A noite solidária

Publicado em Crônicas

Severino Francisco

Na última sexta-feira, por volta de 20h, eu estava em casa concentrado na leitura de um livro, quando ouvi um som de carro em descida atabalhoada pela via íngreme e o baque pesado de uma batida. Parte de minha família saiu voada rumo ao barulho, enquanto eu fui em busca de um sapato para calçar. Alguns minutos depois, quando pisei na rua, avistei uma cena dramática: mulheres abraçando crianças com gritos de desespero ao lado de uma van tombada e um carro com a lataria amassada.

Nosso condomínio horizontal, situado no Jardim Botânico, fica em um vale, o que impõe ruas muito íngremes, perigosas na descida. Uma van com 18 atletas de Piracicaba, com idades de 8 a 16 anos, que participava de uma competição em Brasília, perdeu o freio, bateu em uma caixa de eletricidade, tombou e atingiu um Honda City estacionado em uma faixa de grama.

Fiquei angustiado porque não vi ninguém da minha família. Mas, logo percebi, que, ao lado de outros moradores do condomínio, eles estavam engajados em tarefas urgentes para retirar as crianças da van.

A mobilização de solidariedade foi instintiva e instantânea. O condomínio adotou, imediatamente, a trupe naquele instante. Vimos naquelas meninas nossas filhas e nossas netas. Rapidamente, os moradores conseguiram abrir a porta traseira e possibilitaram a saída das crianças e dos adultos que as acompanhavam.

Houve momentos de tensão. Uma garota ficou com o braço preso em uma janela do carro tombado. Fiquei apreensivo, pois imaginei que tentariam desvirar, perigosamente, a van sem freio. No entanto, a intenção não era essa. Juntaram as forças e conseguiram deslocar a van para livrar o braço preso da menina e ela pôde deixar o veículo.

Algumas saíram sem ferimentos mais graves, outras deixaram a van com sangue no rosto e a maioria teve ferimentos leves. As mulheres ampararam as meninas. Uma delas solicitou que alguém fizesse uma prece com ela, no que foi atendida.

Quando o Corpo de Bombeiros chegou, todas as meninas haviam saído da van, o único que se encontrava no carro era o motorista, preso entre poltronas e ferragens. Como sempre, eles foram de uma competência, de uma eficiência e de um extremo cuidado. As bombeiras mulheres dispensaram um desvelo especial para as meninas.
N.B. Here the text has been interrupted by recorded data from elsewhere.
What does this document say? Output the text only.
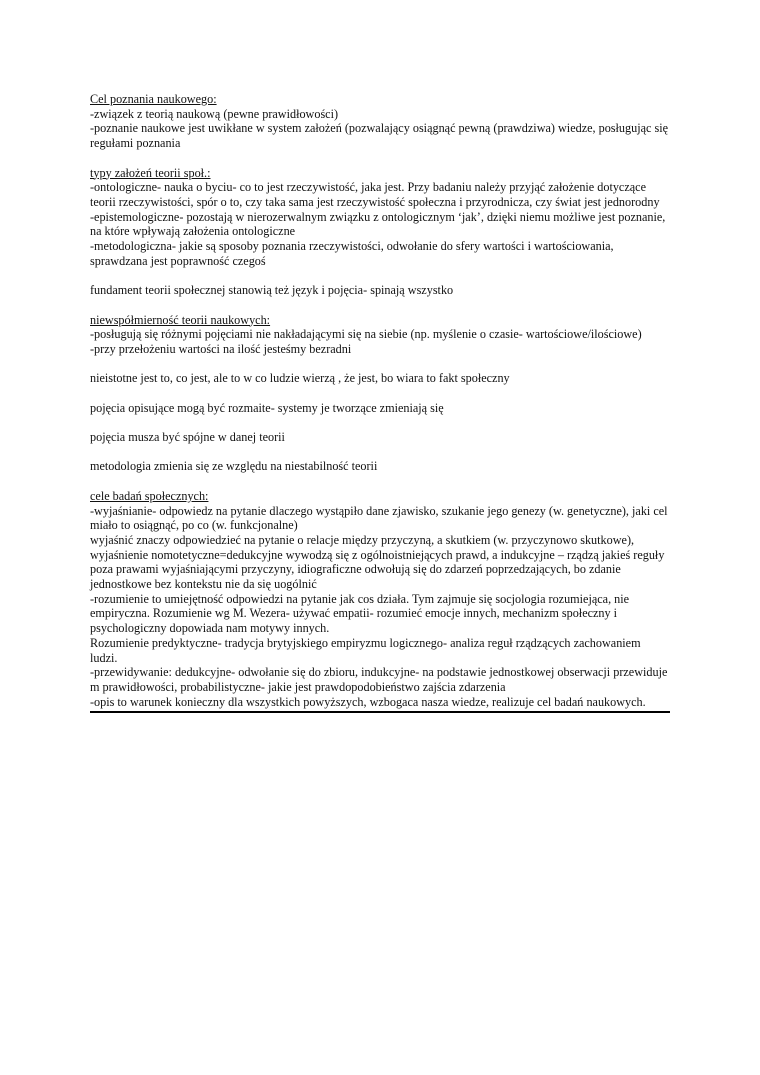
Cel poznania naukowego:

-związek z teorią naukową (pewne prawidłowości)

-poznanie naukowe jest uwikłane w system założeń (pozwalający osiągnąć pewną (prawdziwa) wiedze, posługując się regułami poznania

typy założeń teorii społ.:

-ontologiczne- nauka o byciu- co to jest rzeczywistość, jaka jest. Przy badaniu należy przyjąć założenie dotyczące teorii rzeczywistości, spór o to, czy taka sama jest rzeczywistość społeczna i przyrodnicza, czy świat jest jednorodny

-epistemologiczne- pozostają w nierozerwalnym związku z ontologicznym ‘jak’, dzięki niemu możliwe jest poznanie, na które wpływają założenia ontologiczne

-metodologiczna- jakie są sposoby poznania rzeczywistości, odwołanie do sfery wartości i wartościowania, sprawdzana jest poprawność czegoś

fundament teorii społecznej stanowią też język i pojęcia- spinają wszystko

niewspółmierność teorii naukowych:

-posługują się różnymi pojęciami nie nakładającymi się na siebie (np. myślenie o czasie- wartościowe/ilościowe)

-przy przełożeniu wartości na ilość jesteśmy bezradni

nieistotne jest to, co jest, ale to w co ludzie wierzą , że jest, bo wiara to fakt społeczny

pojęcia opisujące mogą być rozmaite- systemy je tworzące zmieniają się

pojęcia musza być spójne w danej teorii

metodologia zmienia się ze względu na niestabilność teorii

cele badań społecznych:

-wyjaśnianie- odpowiedz na pytanie dlaczego wystąpiło dane zjawisko, szukanie jego genezy (w. genetyczne), jaki cel miało to osiągnąć, po co (w. funkcjonalne)

wyjaśnić znaczy odpowiedzieć na pytanie o relacje między przyczyną, a skutkiem (w. przyczynowo skutkowe), wyjaśnienie nomotetyczne=dedukcyjne wywodzą się z ogólnoistniejących prawd, a indukcyjne – rządzą jakieś reguły poza prawami wyjaśniającymi przyczyny, idiograficzne odwołują się do zdarzeń poprzedzających, bo zdanie jednostkowe bez kontekstu nie da się uogólnić

-rozumienie to umiejętność odpowiedzi na pytanie jak cos działa. Tym zajmuje się socjologia rozumiejąca, nie empiryczna. Rozumienie wg M. Wezera- używać empatii- rozumieć emocje innych, mechanizm społeczny i psychologiczny dopowiada nam motywy innych.

Rozumienie predyktyczne- tradycja brytyjskiego empiryzmu logicznego- analiza reguł rządzących zachowaniem ludzi.

-przewidywanie: dedukcyjne- odwołanie się do zbioru, indukcyjne- na podstawie jednostkowej obserwacji przewiduje m prawidłowości, probabilistyczne- jakie jest prawdopodobieństwo zajścia zdarzenia

-opis to warunek konieczny dla wszystkich powyższych, wzbogaca nasza wiedze, realizuje cel badań naukowych.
Ao fim, o comandante da operação pediu desculpas pela ordem de evacuar a área para que pudessem trabalhar e recebeu como resposta aplausos de todos. Ele agradeceu aos policiais militares que registraram a ocorrência e deram apoio.

Quer dizer, tudo transcorreu com a presença dos representantes do poder público, como deve ser e nem sempre acontece. Nos dias seguintes, vários moradores continuaram dando apoio para a comitiva, que havia alugado uma casa no condomínio. Levaram tortas, bolo e acerola para fazer suco.

No sábado, recebemos a notícia de que todas haviam recebido alta no hospital, com exceção de uma menina, que seria submetida a uma cirurgia no braço. No domingo, cinco moradores se mobilizaram para transportar as garotas até o ônibus que as levaria de volta a Piracicaba.

O que começou como uma noite de haloween terminou como uma noite ou um fim de semana da solidariedade. A solidariedade deve ter amenizado o choque do acidente. Na despedida, uma das coordenadoras disse: “Nem sei como agradecer. Todos vocês do condomínio foram maravilhosos. A gente ouve tanto falar que Brasília só tem político corrupto e voltaremos para Piracicaba com outra imagem da cidade”.

Ainda estamos lembrando de lances do acontecimento em nosso condomínio ao circular de carro pela cidade. De repente, alguém sugeriu que ouvíssemos O Rio de Piracicaba, antiga e bela canção interpretada por Tião Carreiro e Pardinho. “O Rio de Piracicaba/Vai jogar água pra fora/Quando chegar a água/Dos olhos de alguém que chora”.